Luka itu tak kunjung sembuh bahkan membekas hingga kini. Sampai rasa bingung ini ada, aku masih tak mampu menjelaskan perasaanku kala itu. Sejak hari itu ibu tak pernah berhenti menceritakan kesedihannya padaku. Rasa kecewa pada ayah menjadi hal berulang yang ibu ceritakan padaku. Aku semakin membenci ayah. Iya, ayahku sendiri. Tapi tak jarang juga aku mengasihaninya.
Namun, rasa kecewaku sudah terlampau besar. Sejak hari itu, aku tak mampu menjelaskan bagaimana perasaanku untuk ayah. Ada kalanya aku sangat menyayanginya dan ingin anakku kelak memiliki ayah seperti ayahku. Ayah, seberapa besar deritamu, kau tak pernah mau membaginya denganku. Tak seperti ibu, dia selalu banyak bercerita denganku. Ayah, mengapa tak kau ceritakan pedihmu agar aku tahu.

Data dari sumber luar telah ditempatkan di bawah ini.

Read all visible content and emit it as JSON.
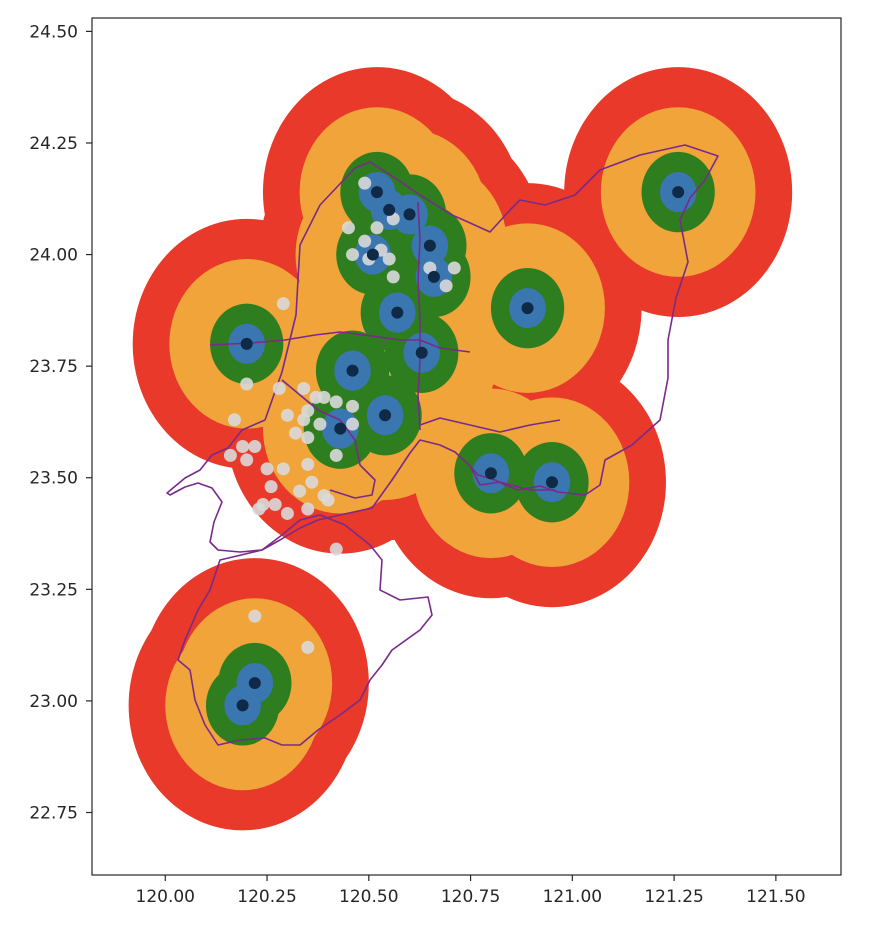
{
  "chart_data": {
    "type": "scatter",
    "title": "",
    "xlabel": "",
    "ylabel": "",
    "xlim": [
      119.82,
      121.66
    ],
    "ylim": [
      22.61,
      24.53
    ],
    "grid": false,
    "x_ticks": [
      120.0,
      120.25,
      120.5,
      120.75,
      121.0,
      121.25,
      121.5
    ],
    "x_tick_labels": [
      "120.00",
      "120.25",
      "120.50",
      "120.75",
      "121.00",
      "121.25",
      "121.50"
    ],
    "y_ticks": [
      22.75,
      23.0,
      23.25,
      23.5,
      23.75,
      24.0,
      24.25,
      24.5
    ],
    "y_tick_labels": [
      "22.75",
      "23.00",
      "23.25",
      "23.50",
      "23.75",
      "24.00",
      "24.25",
      "24.50"
    ],
    "buffer_colors": {
      "outer": "#e8392a",
      "second": "#f0a43a",
      "third": "#2e7d1f",
      "inner": "#3a76b0",
      "center_point": "#0e2a47",
      "boundary": "#7a2a8a",
      "other_point": "#d9d9d9"
    },
    "buffer_radii_deg": [
      0.28,
      0.19,
      0.09,
      0.045
    ],
    "center_points": [
      {
        "x": 120.19,
        "y": 22.99
      },
      {
        "x": 120.22,
        "y": 23.04
      },
      {
        "x": 120.2,
        "y": 23.8
      },
      {
        "x": 120.52,
        "y": 24.14
      },
      {
        "x": 120.55,
        "y": 24.1
      },
      {
        "x": 120.6,
        "y": 24.09
      },
      {
        "x": 120.51,
        "y": 24.0
      },
      {
        "x": 120.65,
        "y": 24.02
      },
      {
        "x": 120.66,
        "y": 23.95
      },
      {
        "x": 120.57,
        "y": 23.87
      },
      {
        "x": 120.63,
        "y": 23.78
      },
      {
        "x": 120.46,
        "y": 23.74
      },
      {
        "x": 120.54,
        "y": 23.64
      },
      {
        "x": 120.43,
        "y": 23.61
      },
      {
        "x": 120.89,
        "y": 23.88
      },
      {
        "x": 120.8,
        "y": 23.51
      },
      {
        "x": 120.95,
        "y": 23.49
      },
      {
        "x": 121.26,
        "y": 24.14
      }
    ],
    "other_points": [
      {
        "x": 120.49,
        "y": 24.16
      },
      {
        "x": 120.45,
        "y": 24.06
      },
      {
        "x": 120.52,
        "y": 24.06
      },
      {
        "x": 120.56,
        "y": 24.08
      },
      {
        "x": 120.49,
        "y": 24.03
      },
      {
        "x": 120.53,
        "y": 24.01
      },
      {
        "x": 120.46,
        "y": 24.0
      },
      {
        "x": 120.5,
        "y": 23.99
      },
      {
        "x": 120.55,
        "y": 23.99
      },
      {
        "x": 120.56,
        "y": 23.95
      },
      {
        "x": 120.65,
        "y": 23.97
      },
      {
        "x": 120.71,
        "y": 23.97
      },
      {
        "x": 120.69,
        "y": 23.93
      },
      {
        "x": 120.29,
        "y": 23.89
      },
      {
        "x": 120.2,
        "y": 23.71
      },
      {
        "x": 120.28,
        "y": 23.7
      },
      {
        "x": 120.34,
        "y": 23.7
      },
      {
        "x": 120.37,
        "y": 23.68
      },
      {
        "x": 120.39,
        "y": 23.68
      },
      {
        "x": 120.42,
        "y": 23.67
      },
      {
        "x": 120.46,
        "y": 23.66
      },
      {
        "x": 120.35,
        "y": 23.65
      },
      {
        "x": 120.3,
        "y": 23.64
      },
      {
        "x": 120.17,
        "y": 23.63
      },
      {
        "x": 120.34,
        "y": 23.63
      },
      {
        "x": 120.38,
        "y": 23.62
      },
      {
        "x": 120.46,
        "y": 23.62
      },
      {
        "x": 120.32,
        "y": 23.6
      },
      {
        "x": 120.35,
        "y": 23.59
      },
      {
        "x": 120.19,
        "y": 23.57
      },
      {
        "x": 120.22,
        "y": 23.57
      },
      {
        "x": 120.16,
        "y": 23.55
      },
      {
        "x": 120.2,
        "y": 23.54
      },
      {
        "x": 120.42,
        "y": 23.55
      },
      {
        "x": 120.35,
        "y": 23.53
      },
      {
        "x": 120.29,
        "y": 23.52
      },
      {
        "x": 120.25,
        "y": 23.52
      },
      {
        "x": 120.36,
        "y": 23.49
      },
      {
        "x": 120.33,
        "y": 23.47
      },
      {
        "x": 120.39,
        "y": 23.46
      },
      {
        "x": 120.4,
        "y": 23.45
      },
      {
        "x": 120.26,
        "y": 23.48
      },
      {
        "x": 120.24,
        "y": 23.44
      },
      {
        "x": 120.23,
        "y": 23.43
      },
      {
        "x": 120.35,
        "y": 23.43
      },
      {
        "x": 120.3,
        "y": 23.42
      },
      {
        "x": 120.27,
        "y": 23.44
      },
      {
        "x": 120.42,
        "y": 23.34
      },
      {
        "x": 120.22,
        "y": 23.19
      },
      {
        "x": 120.35,
        "y": 23.12
      }
    ]
  }
}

Setidaknya biarkan aku memiliki alasan agar tidak terlalu membencimu karena rasa kecewa yang kau torehkan di saat aku masih terlalu muda untuk benar-benar mengerti keadaanmu.
Ayah, apakah kau sadar kalau kau telah melukai kami, anak-anakmu? Kau membuat kami tak mampu percaya lagi padamu. Membuat kami selalu ingin menjauhimu perlahan. Ayah, pernahkah kau bertanya pada kami, bagaimana perasaan kami ketika kau kecewakan kami? Tak ada kata maaf yang terucap darimu Ayah. Tak sekalipun, atas semua rasa kecewa yang, aku tak tahu, sadar atau tidak kau goreskan pada kami. Tanpa ada penjelasan yang membuat kami mengerti keadaanmu.
Dengan sekuat tenaga, dengan air mata, kami berusaha mengerti keadaanmu ayah, ya dengan cara kami. Tak pernah mau kau terlihat lemah di depan kami. Terima kasih untuk selalu berusaha kuat di depan kami. Tapi ayah, itu membuatmu terlihat tidak hidup. Mengapa tak kau katakan saja kau pun punya kelemahan agar kami sadar kau pun manusia seperti kami. Kau bukan manusia super yang tak rapuh. Itu tidak akan menghilangkan kuasamu sebagai seorang pemimpin di kapal mungil ini.